Definition evaluation resolves CEL expressions in the YAML at execution time, not at creation time. This means a definition can reference the output of another model (data.latest("vpc", "resource").attributes.id) and the value is resolved when the method runs, not when the definition is written. Late binding is what makes data chaining across models work — see How Swamp Works for the broader composition model.

After execution, the method's output is written as versioned, immutable data. This is not optional — every method execution produces data artifacts, even if the method's purpose was destructive. A destroy method writes a record that the destruction happened, what was destroyed, and when. This is what makes the data layer useful for audit and for downstream decisions.

Auto-creation vs explicit definitions

Swamp supports two paths to running a model method. The explicit path is swamp model create, which produces a definition file tracked in the repository. The implicit path is direct type execution (swamp model method run @type method_name), which auto-creates a definition in .swamp/auto-definitions/ if one does not already exist.

Auto-creation exists for two reasons: rapid prototyping and agent ergonomics. An operative exploring a new model type should not have to write a definition file before they can try a method. An agent executing a one-off task should not produce permanent configuration for something that will not be repeated.

The tradeoff is visibility. Auto-definitions are ephemeral — they are not git-tracked, do not appear in swamp model search, and are not included in workflow resolution. If a model needs to be referenced by other models, composed into a workflow, or reviewed by a teammate, it needs an explicit definition. Auto-creation is the sketch; explicit definition is the committed design.

Output specs: resources vs files

Method outputs come in two forms, and the distinction is intentional.
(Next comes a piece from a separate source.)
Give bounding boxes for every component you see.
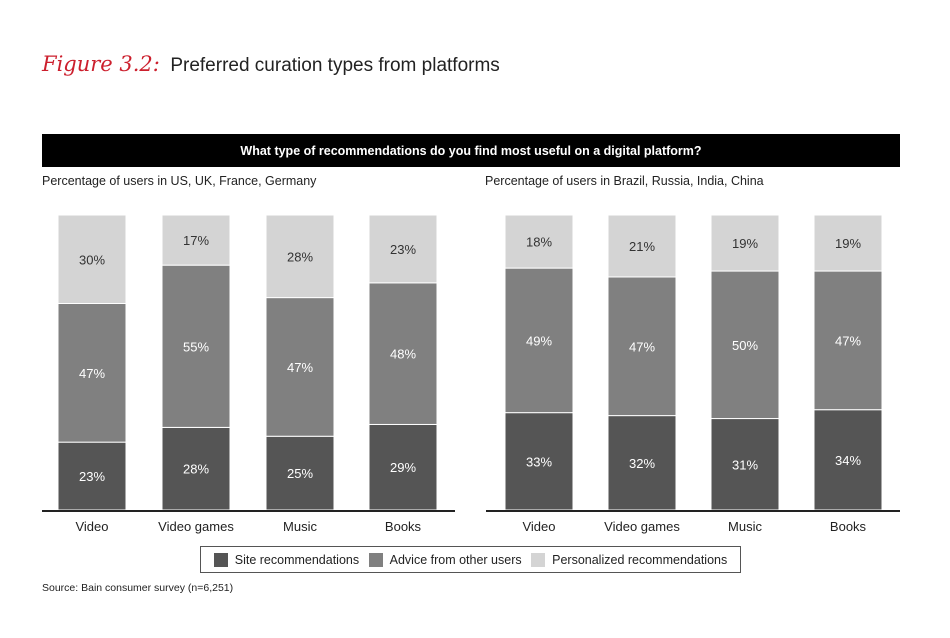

Resources are structured JSON conforming to a schema. They are queryable via data.latest() and composable — one model's resource output becomes another model's input through CEL expressions. Resources are the composition mechanism that makes model chaining work.

Files are opaque binary or text artifacts with MIME types — logs, generated configuration, downloaded content. They are stored and retrievable, but they are not queryable by field or composable through expressions. A file is an artifact you keep; a resource is data you build on.

The reason for the split is that treating everything as structured data would force schemas onto content that has no meaningful structure (a log file, a tarball), while treating everything as opaque files would destroy the composability that makes models useful together.

The built-in command/shell type

Every Swamp installation ships with command/shell, a model type that runs arbitrary shell commands. It exists as an escape hatch — a way to do something Swamp does not have a typed model for, without leaving Swamp's data model entirely. The command runs, and its stdout, stderr, and exit code are captured as a structured resource, queryable like any other output.

The escape hatch is deliberately uncomfortable for repeated use. Shell commands have no input schema, no output schema beyond the generic result shape, and no pre-flight checks. If you find yourself wrapping a CLI tool in command/shell across multiple definitions, that is a signal to search for a community extension (swamp extension search) or write an extension model that gives the interaction proper types. The repository convention makes this explicit: command/shell is for ad-hoc one-off commands, not for building integrations.